Computer-assisted navigation (CAN) systems

OrthTeam consultants are able to offer patients state-of-the-art minimally invasive surgical solutions, as many of our experts are trained in computer-assisted navigation (CAN) systems. 

This technique can be active, using robotics, or passive where the surgeon remains in total control, but computer software aids in the procedure (which can be pre-operatively and/or during surgery).

The main aim of CAN is to increase surgical accuracy and therefore, minimise the need for revision surgery. Computer-assisted procedures make minimally invasive surgical solutions possible and enable the consultant to obtain information to determine exactly where he/she needs to make incisions before the surgery. Not only does this mean a less invasive treatment and less pain for patients, it also leads to more precision and generally a shorter time in surgery.

CAN shoulder replacement surgery provided by the OrthTeam includes:

  • Virtual Implant Positioning (VIP) system
  • ExactechGPS – CT guided shoulder replacement system


This depends on the type of treatment you’ve had, your consultant will be able to advise you on this.

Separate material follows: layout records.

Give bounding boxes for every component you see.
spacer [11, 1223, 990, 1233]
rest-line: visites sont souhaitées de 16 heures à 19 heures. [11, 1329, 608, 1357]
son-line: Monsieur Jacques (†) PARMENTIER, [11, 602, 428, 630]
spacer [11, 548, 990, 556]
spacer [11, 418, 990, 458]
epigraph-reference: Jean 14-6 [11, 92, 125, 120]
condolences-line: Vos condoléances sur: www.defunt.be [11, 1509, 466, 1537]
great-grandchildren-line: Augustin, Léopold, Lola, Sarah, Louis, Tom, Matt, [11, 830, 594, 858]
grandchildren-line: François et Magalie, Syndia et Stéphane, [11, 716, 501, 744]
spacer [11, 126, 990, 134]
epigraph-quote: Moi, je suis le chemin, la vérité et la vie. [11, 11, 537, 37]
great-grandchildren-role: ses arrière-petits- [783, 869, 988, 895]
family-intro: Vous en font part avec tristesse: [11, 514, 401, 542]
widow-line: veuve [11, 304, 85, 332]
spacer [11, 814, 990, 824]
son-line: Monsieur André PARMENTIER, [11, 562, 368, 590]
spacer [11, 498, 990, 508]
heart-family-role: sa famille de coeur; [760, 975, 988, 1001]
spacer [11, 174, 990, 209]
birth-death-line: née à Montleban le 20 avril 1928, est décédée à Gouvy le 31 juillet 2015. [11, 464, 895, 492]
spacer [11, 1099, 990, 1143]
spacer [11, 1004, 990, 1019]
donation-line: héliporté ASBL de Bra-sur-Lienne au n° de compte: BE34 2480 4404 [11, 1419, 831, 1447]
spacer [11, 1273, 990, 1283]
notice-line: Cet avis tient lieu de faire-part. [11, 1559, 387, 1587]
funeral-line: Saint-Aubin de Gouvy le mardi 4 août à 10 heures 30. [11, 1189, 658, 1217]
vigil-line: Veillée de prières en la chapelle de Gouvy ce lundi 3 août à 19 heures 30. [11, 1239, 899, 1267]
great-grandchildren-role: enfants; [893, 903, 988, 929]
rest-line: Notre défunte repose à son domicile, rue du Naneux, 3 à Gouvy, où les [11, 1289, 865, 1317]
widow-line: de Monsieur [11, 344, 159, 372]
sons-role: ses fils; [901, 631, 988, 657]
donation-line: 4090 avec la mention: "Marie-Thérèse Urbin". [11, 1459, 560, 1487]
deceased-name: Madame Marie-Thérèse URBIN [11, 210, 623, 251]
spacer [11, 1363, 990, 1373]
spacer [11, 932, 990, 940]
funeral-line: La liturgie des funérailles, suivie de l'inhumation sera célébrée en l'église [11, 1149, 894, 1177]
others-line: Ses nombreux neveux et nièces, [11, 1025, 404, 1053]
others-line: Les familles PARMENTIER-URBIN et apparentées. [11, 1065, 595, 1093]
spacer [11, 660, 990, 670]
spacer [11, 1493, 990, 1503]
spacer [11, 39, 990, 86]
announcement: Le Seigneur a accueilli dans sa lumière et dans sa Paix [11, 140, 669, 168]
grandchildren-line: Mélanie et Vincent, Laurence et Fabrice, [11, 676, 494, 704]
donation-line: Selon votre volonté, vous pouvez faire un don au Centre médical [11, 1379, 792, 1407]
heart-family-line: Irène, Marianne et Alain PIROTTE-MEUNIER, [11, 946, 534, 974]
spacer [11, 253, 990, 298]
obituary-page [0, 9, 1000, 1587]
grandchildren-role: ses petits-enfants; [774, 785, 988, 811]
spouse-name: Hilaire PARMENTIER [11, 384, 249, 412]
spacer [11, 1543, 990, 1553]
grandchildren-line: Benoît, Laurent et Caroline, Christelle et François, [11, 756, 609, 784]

When can I return to normal activities?

  • Work - this depends on your individual employment, however it’s not advised to lift anything with the affected arm for 6 weeks if you’ve had replacement surgery. If you have an active role, your consultant will be able to advise you on a suitable period of time, however it could take up to four months.
  • Driving - In general, you'll want to avoid drivinga car for at least six to 12 weeks if you’ve had replacement surgery, or until your consultant has indicated you no longer need to wear a sling.
  • Exercise – Your consultant will advise you on what exercise and sports are suitable to return to, and when shoulder.

In the UK alone, there are thought to be around 10 million people with some form of arthritis. 

Shoulder arthritis typically affects people who are over 50 years of age, and it is more common among people who have had a shoulder injury.